Fig. 5 shows the CAE results. According to the prediction, the 50 percent skin ratio will create a core breakthrough leading to defects. The 70 percent skin ratio is expected to have a better skin/core ratio, but unfortunately it deepens the level of the warpage problem, which consequently leads to greater functional problems.

As a result, the simulation tool suggests modifying the gate locations as shown in Fig. 6. One design leads to a low core-filled area in the lock region. Harnessing the aforementioned core breakthrough behavior will resolve this issue nicely. That is, while keeping the 40 percent skin ratio, breakthrough happened at 0.07 sec. And after the breakthrough, the hook portion has the harder PP material which provides the better mechanical strength to fit the product specification.

Earphone hook (a) geometry design and (b) use of PP for core and TPE for skin by the overmolding process.

The co-injection process for an ear hook product development shows the 50 percent skin ratio is to expected to have a breakthrough.
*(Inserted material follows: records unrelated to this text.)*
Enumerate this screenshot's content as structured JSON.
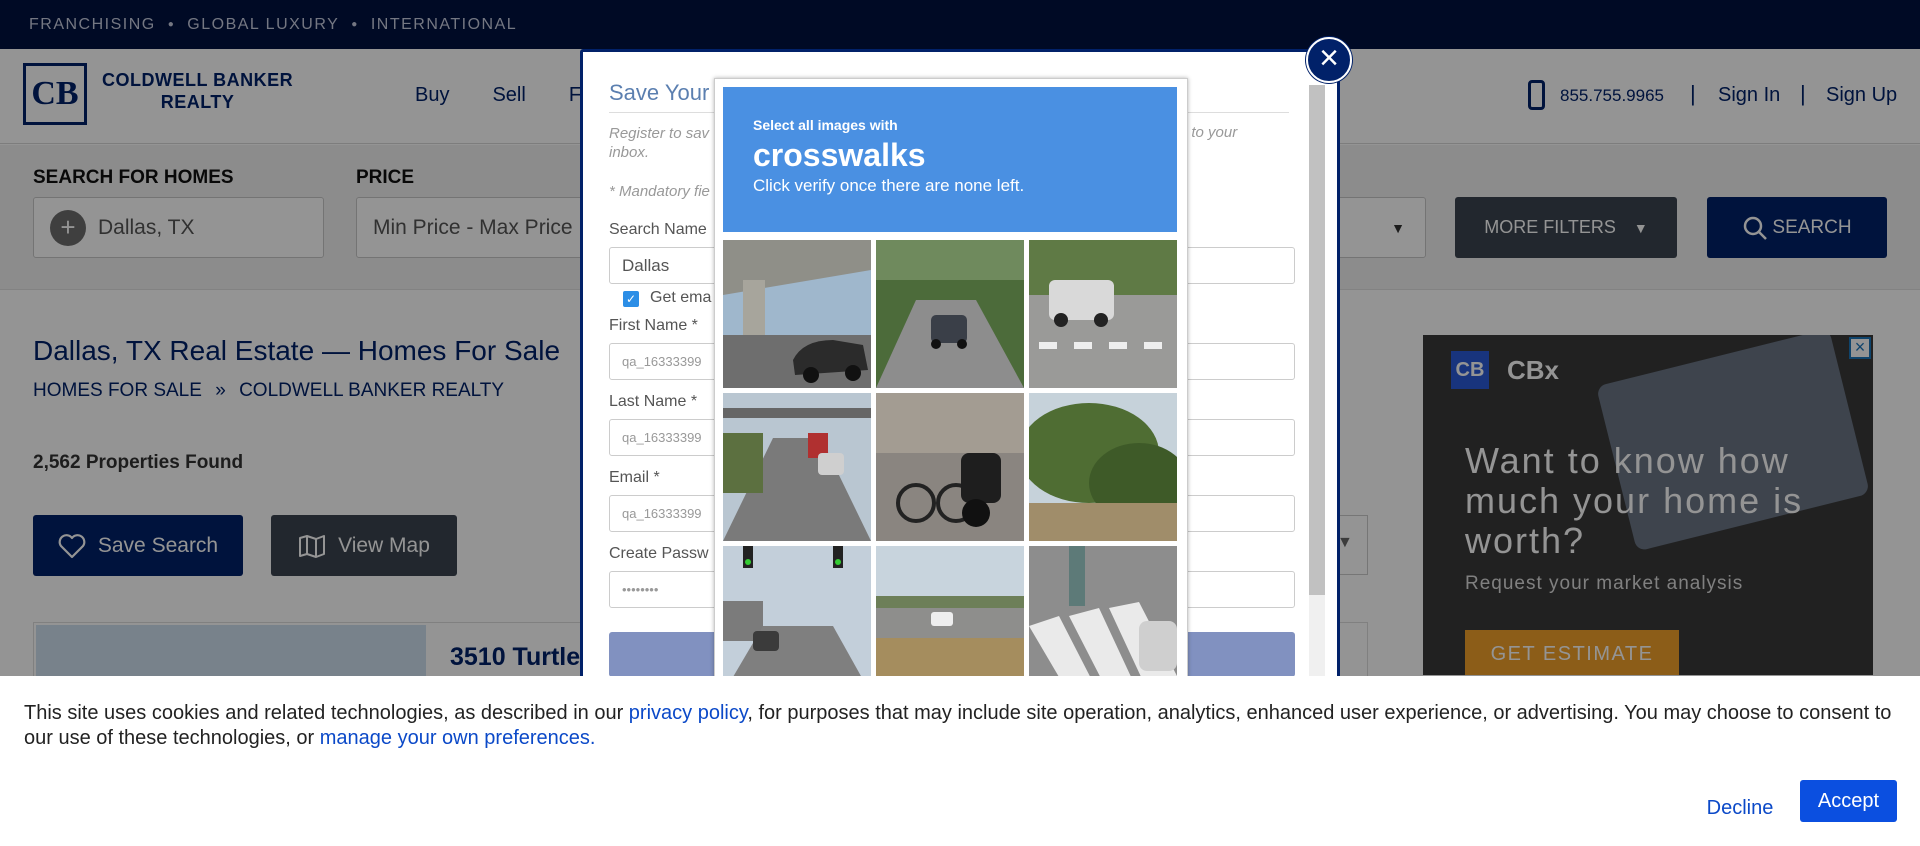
{
  "topbar": {
    "items": [
      "FRANCHISING",
      "GLOBAL LUXURY",
      "INTERNATIONAL"
    ]
  },
  "header": {
    "logo_mark": "CB",
    "logo_line1": "COLDWELL BANKER",
    "logo_line2": "REALTY",
    "nav": [
      "Buy",
      "Sell",
      "F"
    ],
    "phone": "855.755.9965",
    "sign_in": "Sign In",
    "sign_up": "Sign Up"
  },
  "search": {
    "location_label": "SEARCH FOR HOMES",
    "location_value": "Dallas, TX",
    "price_label": "PRICE",
    "price_value": "Min Price  -  Max Price",
    "more_filters": "MORE FILTERS",
    "search_button": "SEARCH"
  },
  "content": {
    "title": "Dallas, TX Real Estate — Homes For Sale",
    "breadcrumb_1": "HOMES FOR SALE",
    "breadcrumb_sep": "»",
    "breadcrumb_2": "COLDWELL BANKER REALTY",
    "count": "2,562 Properties Found",
    "save_search": "Save Search",
    "view_map": "View Map",
    "listing_address": "3510 Turtle"
  },
  "ad": {
    "brand": "CBx",
    "headline": "Want to know how much your home is worth?",
    "sub": "Request your market analysis",
    "cta": "GET ESTIMATE"
  },
  "modal": {
    "title": "Save Your",
    "note_left": "Register to sav",
    "note_left2": "inbox.",
    "note_right": "t to your",
    "mandatory": "* Mandatory fie",
    "search_name_label": "Search Name",
    "search_name_value": "Dallas",
    "get_email_label": "Get ema",
    "first_name_label": "First Name *",
    "first_name_value": "qa_16333399",
    "last_name_label": "Last Name *",
    "last_name_value": "qa_16333399",
    "email_label": "Email *",
    "email_value": "qa_16333399",
    "password_label": "Create Passw",
    "password_value": "••••••••"
  },
  "captcha": {
    "instruction_small": "Select all images with",
    "target": "crosswalks",
    "instruction_sub": "Click verify once there are none left."
  },
  "cookie": {
    "text_before": "This site uses cookies and related technologies, as described in our ",
    "privacy_link": "privacy policy",
    "text_middle": ", for purposes that may include site operation, analytics, enhanced user experience, or advertising. You may choose to consent to our use of these technologies, or ",
    "prefs_link": "manage your own preferences",
    "text_after": ".",
    "decline": "Decline",
    "accept": "Accept"
  }
}
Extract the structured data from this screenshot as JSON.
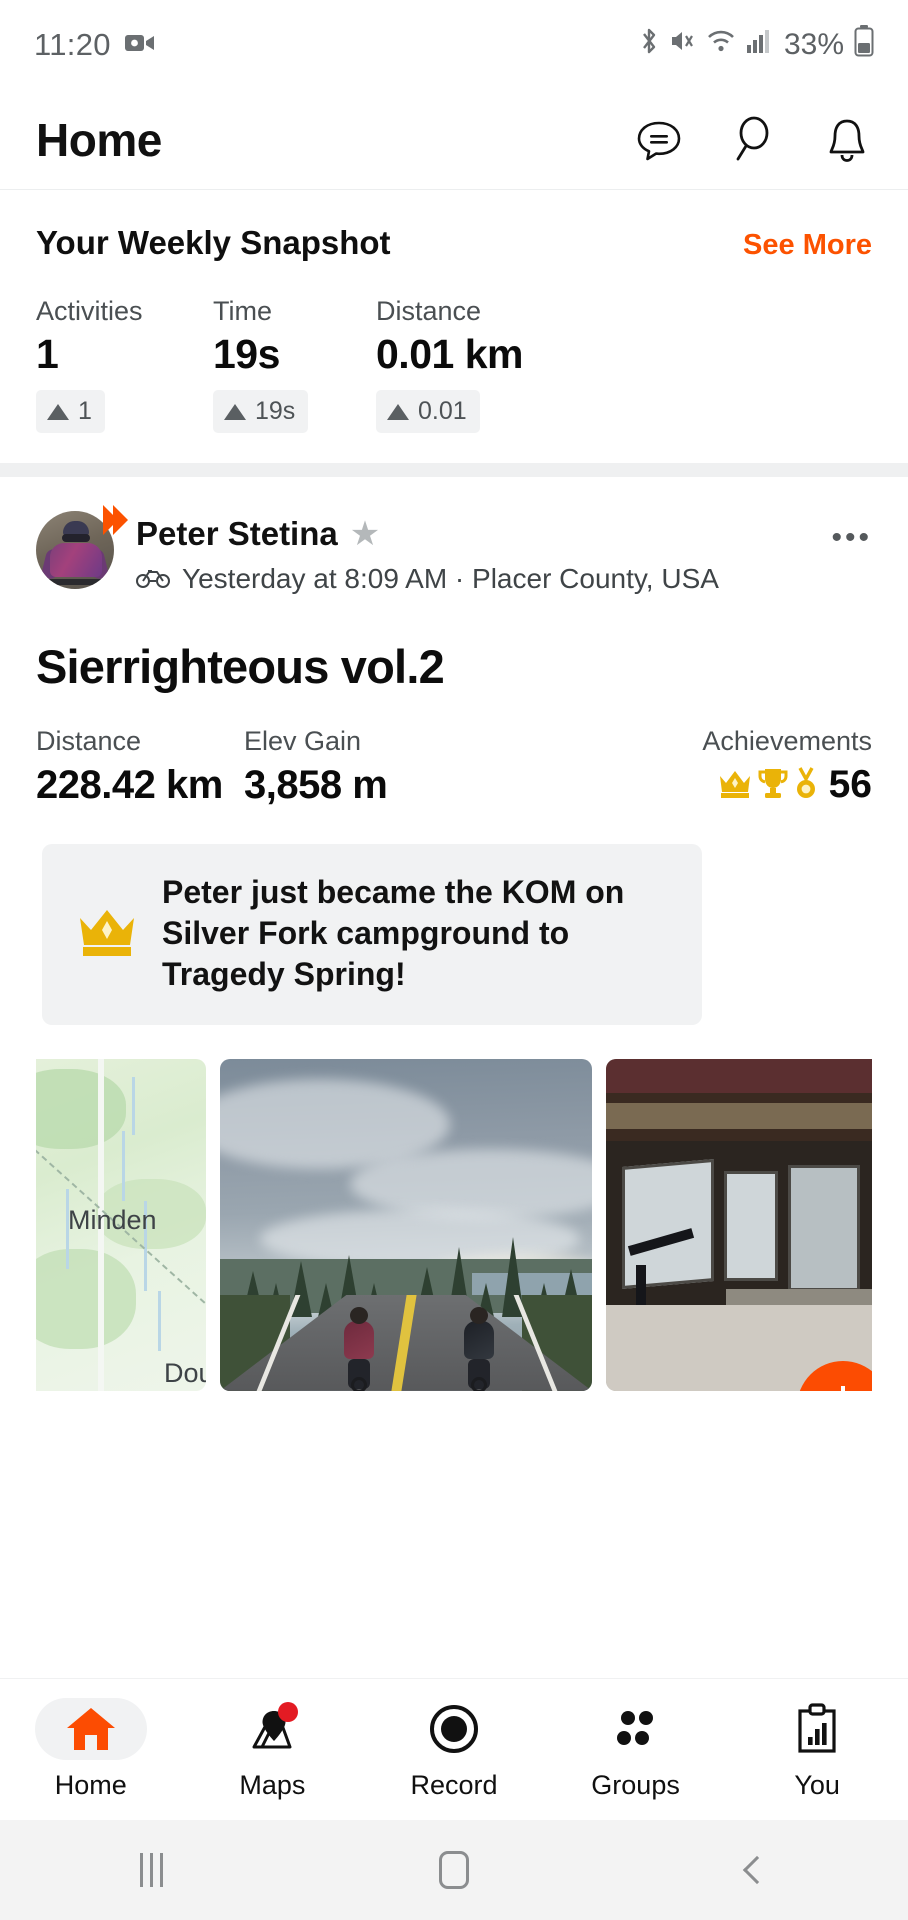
{
  "status_bar": {
    "time": "11:20",
    "battery_percent": "33%",
    "icons": [
      "video-record-icon",
      "bluetooth-icon",
      "mute-icon",
      "wifi-icon",
      "cellular-signal-icon",
      "battery-icon"
    ]
  },
  "header": {
    "title": "Home",
    "actions": [
      {
        "name": "messages-icon"
      },
      {
        "name": "search-icon"
      },
      {
        "name": "notifications-bell-icon"
      }
    ]
  },
  "snapshot": {
    "title": "Your Weekly Snapshot",
    "see_more_label": "See More",
    "accent_color": "#fc5200",
    "stats": [
      {
        "label": "Activities",
        "value": "1",
        "delta": "1",
        "trend": "up"
      },
      {
        "label": "Time",
        "value": "19s",
        "delta": "19s",
        "trend": "up"
      },
      {
        "label": "Distance",
        "value": "0.01 km",
        "delta": "0.01",
        "trend": "up"
      }
    ]
  },
  "activity": {
    "athlete_name": "Peter Stetina",
    "verified_star": "★",
    "sport_icon": "bicycle-icon",
    "subtitle": "Yesterday at 8:09 AM · Placer County, USA",
    "more_label": "•••",
    "title": "Sierrighteous vol.2",
    "stats": [
      {
        "label": "Distance",
        "value": "228.42 km"
      },
      {
        "label": "Elev Gain",
        "value": "3,858 m"
      }
    ],
    "achievements": {
      "label": "Achievements",
      "count": "56",
      "icons": [
        "crown-icon",
        "trophy-icon",
        "medal-icon"
      ],
      "color": "#e8b川"
    },
    "kom_banner": {
      "icon": "crown-icon",
      "text": "Peter just became the KOM on Silver Fork campground to Tragedy Spring!"
    },
    "media": [
      {
        "type": "map",
        "name": "route-map-thumbnail",
        "labels": [
          "Minden",
          "Dou"
        ]
      },
      {
        "type": "photo",
        "name": "activity-photo-cyclists-road"
      },
      {
        "type": "photo",
        "name": "activity-photo-shop-exterior"
      }
    ]
  },
  "fab": {
    "name": "add-activity-fab",
    "glyph": "+",
    "color": "#fc4c02"
  },
  "bottom_nav": {
    "items": [
      {
        "label": "Home",
        "icon": "home-icon",
        "active": true,
        "badge": false
      },
      {
        "label": "Maps",
        "icon": "map-pin-icon",
        "active": false,
        "badge": true
      },
      {
        "label": "Record",
        "icon": "record-circle-icon",
        "active": false,
        "badge": false
      },
      {
        "label": "Groups",
        "icon": "groups-dots-icon",
        "active": false,
        "badge": false
      },
      {
        "label": "You",
        "icon": "clipboard-chart-icon",
        "active": false,
        "badge": false
      }
    ]
  },
  "android_nav": {
    "recents": "recents-icon",
    "home": "home-square-icon",
    "back": "back-chevron-icon"
  }
}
The 70 percent skin ratio is expected to have a good skin/core ratio, but fails to fit the specification for warpage.

CAE helps to make gate relocation validation.

Reconsider (a) the 40 percent skin ratio: Breakthrough happened at 0.07 sec; (b) after the breakthrough, PP material is used for the hook portion to provide better mechanical strength and to fit the product specification.


Multicomponent molding (MCM) is widely applied in modern product development. However, due to its complicated nature and the unclear physical mechanism, using a conventional trial-and-error method cannot easily detect crucial factors that affect the process.

Thus, in today's manufacturing world, no matter what kind of overmolding system (with a distinct interface), or a co-injection system (with an uncertain interface), CAE has proved to be a useful tool for design validation, such as optimizing the gate location, evaluating the maximum core ratio with or without causing a breakthrough, and estimating shrinkage and warpage concerning the interactions between the materials.